This one took 2k sec; other one was 800 sec.  

In [9]:
#### Build the pipeline
mod_1_1_2 = Pipeline([
        ('union', FeatureUnion(
            transformer_list = [
                ('numeric_features', Pipeline([('selector', get_numeric_data_hack),
                                               ('imputer', Imputer())])),
                ('text_features', Pipeline([('selector', get_text_data),
                                            ('vectorizer', CountVectorizer(ngram_range=(1,2)))]))
             ])),
        ('clf', OneVsRestClassifier(LogisticRegression()))
    ])

start = timer()
# Fit to the training data
mod_1_1_2.fit(df[NON_LABELS], dummy_labels)
end = timer()
print('fit time: {:0.2f} seconds'.format(end - start))

fit time: 1994.57 seconds


#### When it's done, get holdout, predict probabilites and write out.

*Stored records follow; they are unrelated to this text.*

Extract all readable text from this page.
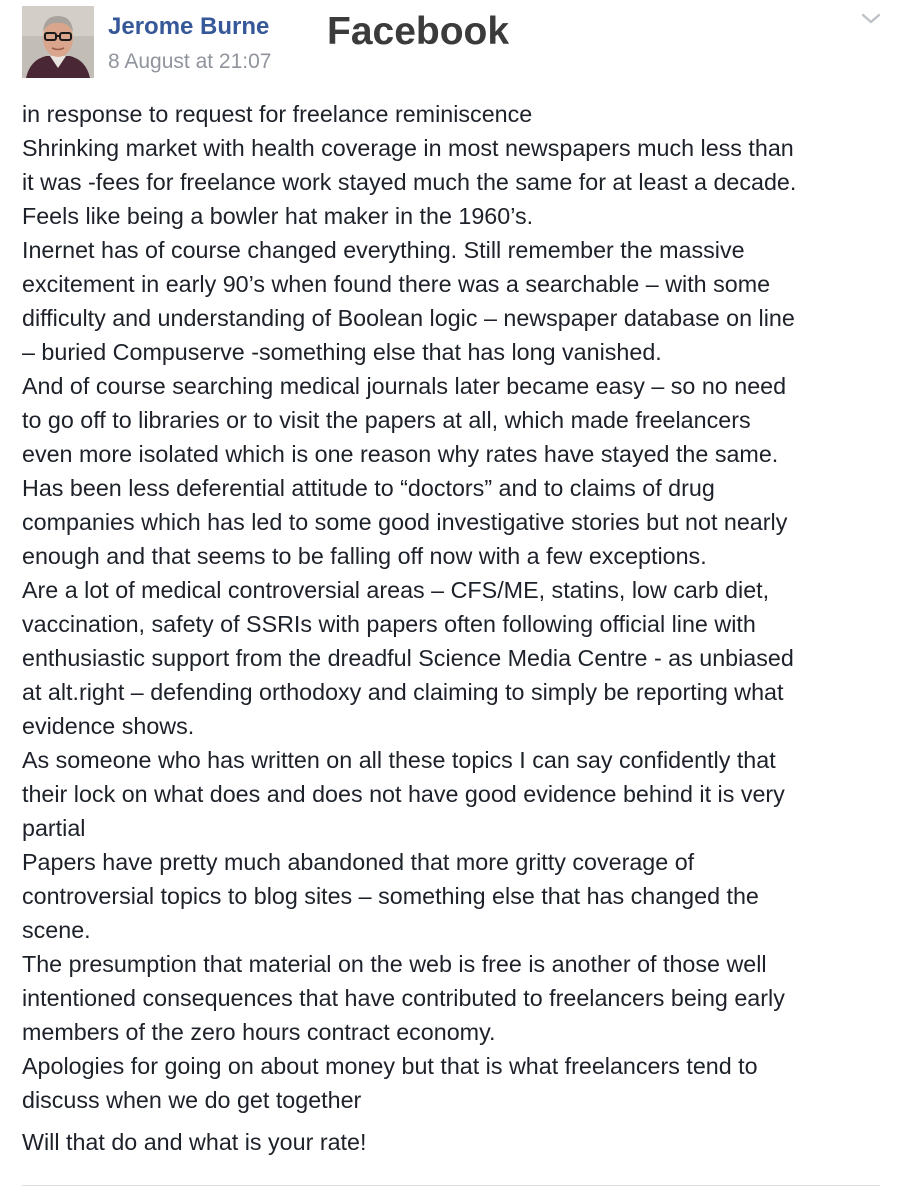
Jerome Burne
8 August at 21:07
Facebook
in response to request for freelance reminiscence
Shrinking market with health coverage in most newspapers much less than
it was -fees for freelance work stayed much the same for at least a decade.
Feels like being a bowler hat maker in the 1960’s.
Inernet has of course changed everything. Still remember the massive
excitement in early 90’s when found there was a searchable – with some
difficulty and understanding of Boolean logic – newspaper database on line
– buried Compuserve -something else that has long vanished.
And of course searching medical journals later became easy – so no need
to go off to libraries or to visit the papers at all, which made freelancers
even more isolated which is one reason why rates have stayed the same.
Has been less deferential attitude to “doctors” and to claims of drug
companies which has led to some good investigative stories but not nearly
enough and that seems to be falling off now with a few exceptions.
Are a lot of medical controversial areas – CFS/ME, statins, low carb diet,
vaccination, safety of SSRIs with papers often following official line with
enthusiastic support from the dreadful Science Media Centre - as unbiased
at alt.right – defending orthodoxy and claiming to simply be reporting what
evidence shows.
As someone who has written on all these topics I can say confidently that
their lock on what does and does not have good evidence behind it is very
partial
Papers have pretty much abandoned that more gritty coverage of
controversial topics to blog sites – something else that has changed the
scene.
The presumption that material on the web is free is another of those well
intentioned consequences that have contributed to freelancers being early
members of the zero hours contract economy.
Apologies for going on about money but that is what freelancers tend to
discuss when we do get together
Will that do and what is your rate!
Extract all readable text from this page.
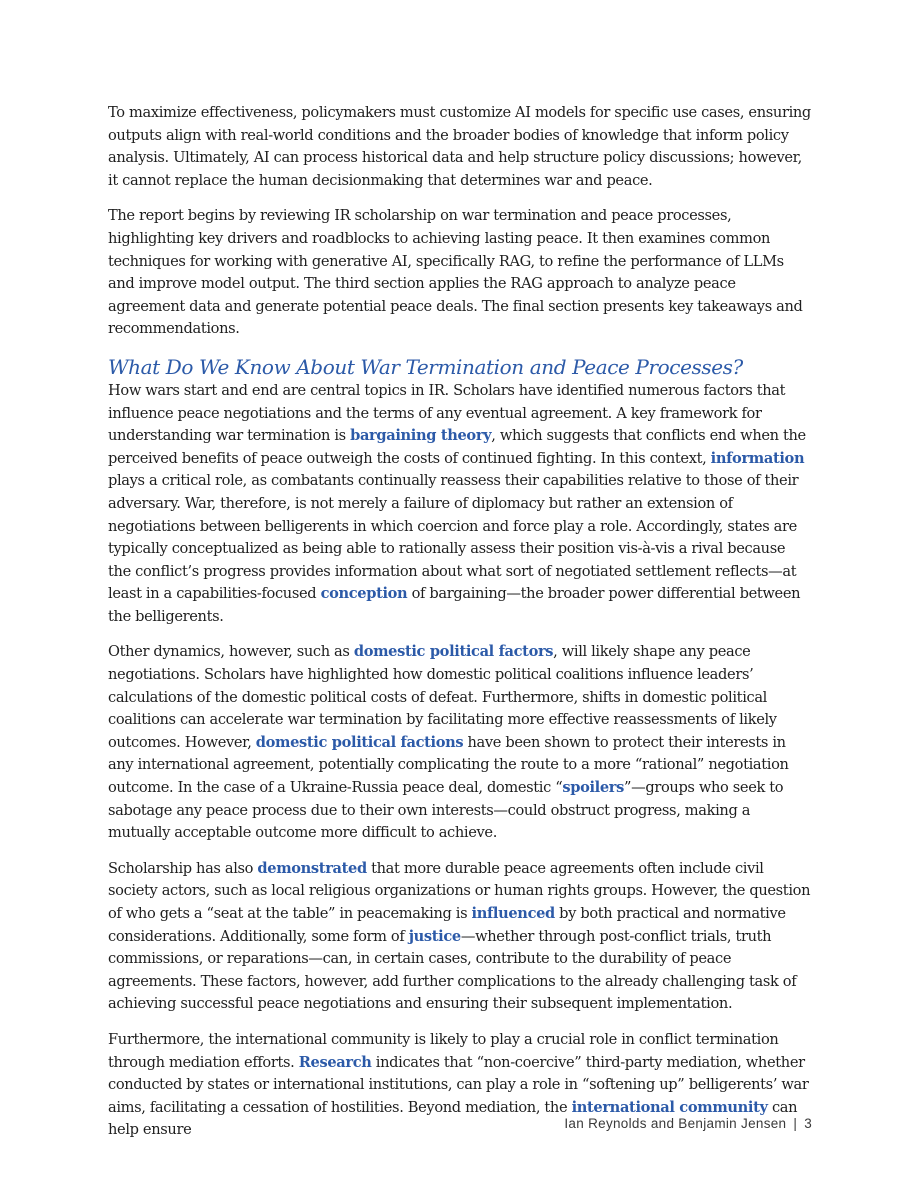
To maximize effectiveness, policymakers must customize AI models for specific use cases, ensuring outputs align with real-world conditions and the broader bodies of knowledge that inform policy analysis. Ultimately, AI can process historical data and help structure policy discussions; however, it cannot replace the human decisionmaking that determines war and peace.

The report begins by reviewing IR scholarship on war termination and peace processes, highlighting key drivers and roadblocks to achieving lasting peace. It then examines common techniques for working with generative AI, specifically RAG, to refine the performance of LLMs and improve model output. The third section applies the RAG approach to analyze peace agreement data and generate potential peace deals. The final section presents key takeaways and recommendations.

What Do We Know About War Termination and Peace Processes?

How wars start and end are central topics in IR. Scholars have identified numerous factors that influence peace negotiations and the terms of any eventual agreement. A key framework for understanding war termination is bargaining theory, which suggests that conflicts end when the perceived benefits of peace outweigh the costs of continued fighting. In this context, information plays a critical role, as combatants continually reassess their capabilities relative to those of their adversary. War, therefore, is not merely a failure of diplomacy but rather an extension of negotiations between belligerents in which coercion and force play a role. Accordingly, states are typically conceptualized as being able to rationally assess their position vis-à-vis a rival because the conflict’s progress provides information about what sort of negotiated settlement reflects—at least in a capabilities-focused conception of bargaining—the broader power differential between the belligerents.

Other dynamics, however, such as domestic political factors, will likely shape any peace negotiations. Scholars have highlighted how domestic political coalitions influence leaders’ calculations of the domestic political costs of defeat. Furthermore, shifts in domestic political coalitions can accelerate war termination by facilitating more effective reassessments of likely outcomes. However, domestic political factions have been shown to protect their interests in any international agreement, potentially complicating the route to a more “rational” negotiation outcome. In the case of a Ukraine-Russia peace deal, domestic “spoilers”—groups who seek to sabotage any peace process due to their own interests—could obstruct progress, making a mutually acceptable outcome more difficult to achieve.

Scholarship has also demonstrated that more durable peace agreements often include civil society actors, such as local religious organizations or human rights groups. However, the question of who gets a “seat at the table” in peacemaking is influenced by both practical and normative considerations. Additionally, some form of justice—whether through post-conflict trials, truth commissions, or reparations—can, in certain cases, contribute to the durability of peace agreements. These factors, however, add further complications to the already challenging task of achieving successful peace negotiations and ensuring their subsequent implementation.

Furthermore, the international community is likely to play a crucial role in conflict termination through mediation efforts. Research indicates that “non-coercive” third-party mediation, whether conducted by states or international institutions, can play a role in “softening up” belligerents’ war aims, facilitating a cessation of hostilities. Beyond mediation, the international community can help ensure	Ian Reynolds and Benjamin Jensen | 3
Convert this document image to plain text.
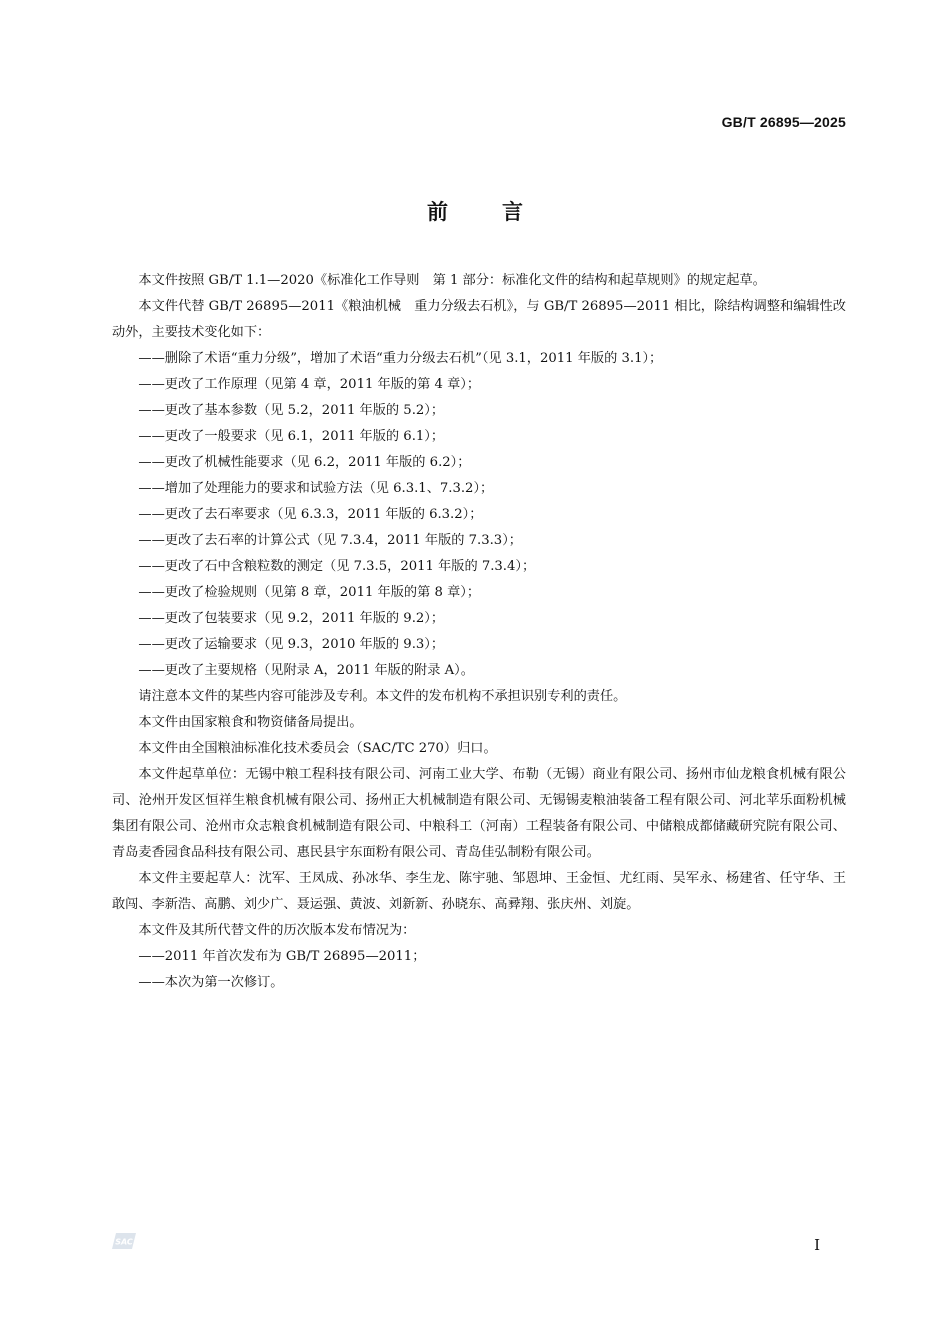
GB/T 26895—2025
前言

本文件按照 GB/T 1.1—2020《标准化工作导则　第 1 部分：标准化文件的结构和起草规则》的规定起草。

本文件代替 GB/T 26895—2011《粮油机械　重力分级去石机》，与 GB/T 26895—2011 相比，除结构调整和编辑性改动外，主要技术变化如下：

——删除了术语“重力分级”，增加了术语“重力分级去石机”（见 3.1，2011 年版的 3.1）；

——更改了工作原理（见第 4 章，2011 年版的第 4 章）；

——更改了基本参数（见 5.2，2011 年版的 5.2）；

——更改了一般要求（见 6.1，2011 年版的 6.1）；

——更改了机械性能要求（见 6.2，2011 年版的 6.2）；

——增加了处理能力的要求和试验方法（见 6.3.1、7.3.2）；

——更改了去石率要求（见 6.3.3，2011 年版的 6.3.2）；

——更改了去石率的计算公式（见 7.3.4，2011 年版的 7.3.3）；

——更改了石中含粮粒数的测定（见 7.3.5，2011 年版的 7.3.4）；

——更改了检验规则（见第 8 章，2011 年版的第 8 章）；

——更改了包装要求（见 9.2，2011 年版的 9.2）；

——更改了运输要求（见 9.3，2010 年版的 9.3）；

——更改了主要规格（见附录 A，2011 年版的附录 A）。

请注意本文件的某些内容可能涉及专利。本文件的发布机构不承担识别专利的责任。

本文件由国家粮食和物资储备局提出。

本文件由全国粮油标准化技术委员会（SAC/TC 270）归口。

本文件起草单位：无锡中粮工程科技有限公司、河南工业大学、布勒（无锡）商业有限公司、扬州市仙龙粮食机械有限公司、沧州开发区恒祥生粮食机械有限公司、扬州正大机械制造有限公司、无锡锡麦粮油装备工程有限公司、河北苹乐面粉机械集团有限公司、沧州市众志粮食机械制造有限公司、中粮科工（河南）工程装备有限公司、中储粮成都储藏研究院有限公司、青岛麦香园食品科技有限公司、惠民县宇东面粉有限公司、青岛佳弘制粉有限公司。

本文件主要起草人：沈军、王凤成、孙冰华、李生龙、陈宇驰、邹恩坤、王金恒、尤红雨、吴军永、杨建省、任守华、王敢闯、李新浩、高鹏、刘少广、聂运强、黄波、刘新新、孙晓东、高彛翔、张庆州、刘旋。

本文件及其所代替文件的历次版本发布情况为：

——2011 年首次发布为 GB/T 26895—2011；

——本次为第一次修订。

SAC	I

#### For log loss we need the probabilities, not the predicted labels

In [11]:
holdout = pd.read_csv('data/TestData.csv', index_col=0)

  interactivity=interactivity, compiler=compiler, result=result)


In [14]:
start = timer()
# Generate predictions: predictions
pred_1_1_2 = mod_1_1_2.predict_proba(holdout)
end = timer()
print('predict time: {:0.2f} seconds'.format(end - start))

prediction_df = pd.DataFrame(columns=pd.get_dummies(df[LABELS], prefix_sep='__').columns, 
                             index=holdout.index,
                             data=pred_1_1_2)

prediction_df.to_csv('sub_1_1_2.csv')

predict time: 2.58 seconds


#### Did not beat prior best.  This scored 0.6676, just a tiny bit worse. 

#### =============================== End of mod_1_1_2 ============================================

***